Treasury Strategies statement explains, "Money Market Mutual Funds, a primary cash management tool for corporate treasurers is a case in point. Prime funds, a key funding source for corporations and banks, have declined 74% or $1.04 trillion since the new rules were announced. Tax exempt funds, a key funding source for municipalities, school districts and hospitals, have declined 51% or $132 billion. Almost all of the assets have moved into Government or Treasury Funds. This $1.1 trillion movement of capital out of the private sector raises the cost of capital and limits credit available for America's businesses and communities."

"Well-thought-out efforts to mitigate the adverse consequences of these regulations and restore the smooth flow of capital in the U.S. economy are essential," noted Cathy Gregg, also a Treasury Strategies Managing Director.
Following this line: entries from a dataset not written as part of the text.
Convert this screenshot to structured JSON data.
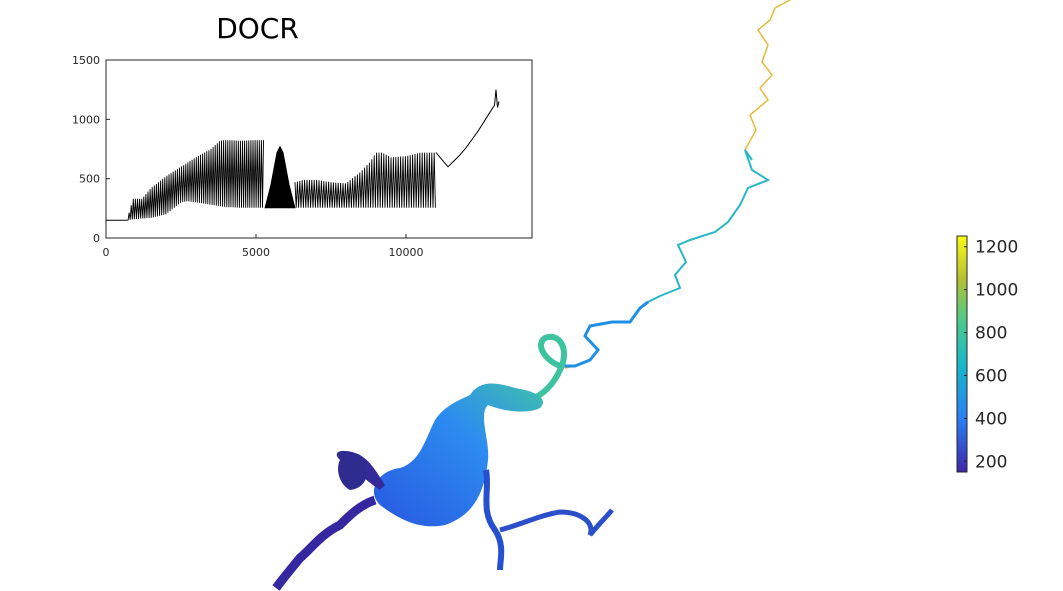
{
  "chart_data": [
    {
      "type": "line",
      "title": "DOCR",
      "xlabel": "",
      "ylabel": "",
      "xlim": [
        0,
        14200
      ],
      "ylim": [
        0,
        1500
      ],
      "x_ticks": [
        0,
        5000,
        10000
      ],
      "y_ticks": [
        0,
        500,
        1000,
        1500
      ],
      "grid": false,
      "series": [
        {
          "oscillating_upper_envelope": {
            "x": [
              0,
              700,
              900,
              1200,
              1500,
              2000,
              2500,
              3000,
              3500,
              3800,
              4000,
              4500,
              5000,
              5250
            ],
            "y": [
              150,
              150,
              330,
              330,
              420,
              520,
              600,
              680,
              750,
              820,
              825,
              820,
              825,
              825
            ]
          },
          "oscillating_lower_envelope": {
            "x": [
              0,
              700,
              1000,
              1500,
              2000,
              2500,
              2700,
              3000,
              3500,
              4000,
              4500,
              5000,
              5250
            ],
            "y": [
              150,
              150,
              160,
              170,
              200,
              300,
              310,
              300,
              280,
              260,
              255,
              255,
              255
            ]
          },
          "peak_dome": {
            "x": [
              5300,
              5500,
              5700,
              5800,
              5900,
              6100,
              6300
            ],
            "y": [
              250,
              450,
              720,
              770,
              720,
              450,
              250
            ]
          },
          "oscillating_upper_envelope_2": {
            "x": [
              6300,
              6600,
              7000,
              7500,
              8000,
              8500,
              8800,
              9000,
              9200,
              9500,
              10000,
              10500,
              11000
            ],
            "y": [
              470,
              490,
              490,
              470,
              460,
              560,
              640,
              720,
              720,
              680,
              690,
              720,
              720
            ]
          },
          "oscillating_lower_envelope_2": {
            "x": [
              6300,
              11000
            ],
            "y": [
              255,
              255
            ]
          },
          "continuous_tail": {
            "x": [
              11000,
              11200,
              11400,
              11600,
              11800,
              12000,
              12200,
              12400,
              12600,
              12800,
              12950,
              13000,
              13050,
              13100
            ],
            "y": [
              720,
              660,
              600,
              650,
              700,
              760,
              830,
              900,
              980,
              1060,
              1120,
              1250,
              1100,
              1150
            ]
          }
        }
      ]
    },
    {
      "type": "heatmap",
      "colorbar_ticks": [
        200,
        400,
        600,
        800,
        1000,
        1200
      ],
      "colorbar_range": [
        150,
        1250
      ],
      "colormap": [
        "#3e26a8",
        "#2c7cf6",
        "#17b8c9",
        "#4cc98c",
        "#b6c032",
        "#f9fb15"
      ],
      "line_color": "#000000",
      "axis_color": "#262626"
    }
  ]
}
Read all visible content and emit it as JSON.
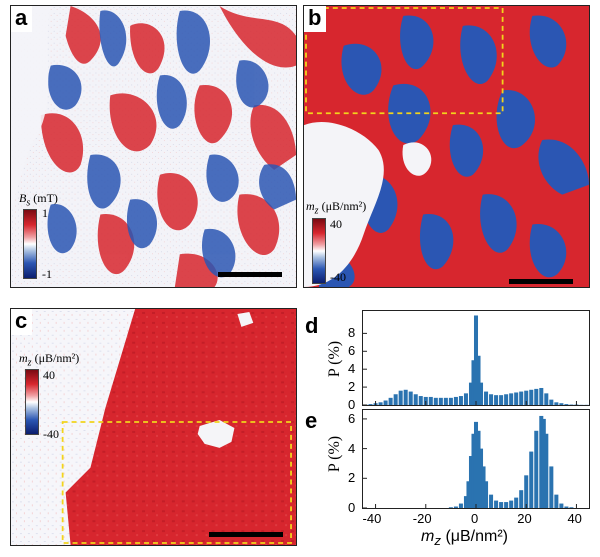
{
  "panels": {
    "a": {
      "label": "a",
      "colorbar": {
        "symbol": "B",
        "subscript": "s",
        "unit": " (mT)",
        "max_label": "1",
        "min_label": "-1"
      }
    },
    "b": {
      "label": "b",
      "colorbar": {
        "symbol": "m",
        "subscript": "z",
        "unit": " (μB/nm²)",
        "max_label": "40",
        "min_label": "-40"
      }
    },
    "c": {
      "label": "c",
      "colorbar": {
        "symbol": "m",
        "subscript": "z",
        "unit": " (μB/nm²)",
        "max_label": "40",
        "min_label": "-40"
      }
    },
    "d": {
      "label": "d",
      "ylabel": "P (%)"
    },
    "e": {
      "label": "e",
      "ylabel": "P (%)"
    }
  },
  "colors": {
    "positive": "#d7262e",
    "negative": "#2b56b3",
    "neutral": "#ffffff",
    "highlight_box": "#f2d41c",
    "histogram_bar": "#2a73b0"
  },
  "chart_data": [
    {
      "panel": "d",
      "type": "bar",
      "xlabel": "",
      "ylabel": "P (%)",
      "xlim": [
        -45,
        45
      ],
      "ylim": [
        0,
        10.5
      ],
      "yticks": [
        0,
        2,
        4,
        6,
        8
      ],
      "xticks": [
        -40,
        -20,
        0,
        20,
        40
      ],
      "x": [
        -44,
        -42,
        -40,
        -38,
        -36,
        -34,
        -32,
        -30,
        -28,
        -26,
        -24,
        -22,
        -20,
        -18,
        -16,
        -14,
        -12,
        -10,
        -8,
        -6,
        -4,
        -2,
        -1,
        0,
        1,
        2,
        4,
        6,
        8,
        10,
        12,
        14,
        16,
        18,
        20,
        22,
        24,
        26,
        28,
        30,
        32,
        34,
        36,
        38,
        40,
        42,
        44
      ],
      "values": [
        0.05,
        0.1,
        0.2,
        0.3,
        0.5,
        0.8,
        1.2,
        1.6,
        1.7,
        1.5,
        1.2,
        1.0,
        0.9,
        0.9,
        0.8,
        0.8,
        0.8,
        0.8,
        0.9,
        1.0,
        1.3,
        2.5,
        5.0,
        10.0,
        5.5,
        2.5,
        1.5,
        1.2,
        1.1,
        1.1,
        1.2,
        1.3,
        1.4,
        1.5,
        1.6,
        1.7,
        1.8,
        1.9,
        1.3,
        0.6,
        0.3,
        0.2,
        0.1,
        0.05,
        0.05,
        0.02,
        0.02
      ]
    },
    {
      "panel": "e",
      "type": "bar",
      "xlabel": "m_z (μB/nm²)",
      "ylabel": "P (%)",
      "xlim": [
        -45,
        45
      ],
      "ylim": [
        0,
        6.6
      ],
      "yticks": [
        0,
        2,
        4,
        6
      ],
      "xticks": [
        -40,
        -20,
        0,
        20,
        40
      ],
      "x": [
        -10,
        -8,
        -6,
        -4,
        -3,
        -2,
        -1,
        0,
        1,
        2,
        3,
        4,
        6,
        8,
        10,
        12,
        14,
        16,
        18,
        20,
        22,
        24,
        26,
        27,
        28,
        30,
        32,
        34,
        36,
        38
      ],
      "values": [
        0.05,
        0.1,
        0.3,
        0.8,
        1.8,
        3.5,
        5.0,
        5.8,
        5.2,
        4.0,
        2.8,
        1.8,
        0.9,
        0.5,
        0.4,
        0.4,
        0.5,
        0.7,
        1.2,
        2.2,
        3.8,
        5.2,
        6.2,
        6.0,
        5.0,
        2.8,
        0.9,
        0.3,
        0.1,
        0.05
      ]
    }
  ],
  "axis": {
    "x_ticks": [
      "-40",
      "-20",
      "0",
      "20",
      "40"
    ],
    "xlabel_symbol": "m",
    "xlabel_sub": "z",
    "xlabel_unit": " (μB/nm²)"
  }
}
Carfang comments, "Recent financial regulations such as Dodd-Frank, Basel III, Money Market Fund regulations and many more, separately and in concert with each other, have triggered regulatory and compliance cost burdens that radiate through the economy. Ultimately, this is choking the U.S. economy and paralyzing American businesses and financial firms that had nothing to do with the financial crisis.... One place to start is to dial back the most recent MMF regulations, which have caused $1.1 trillion in assets to flee the private sector."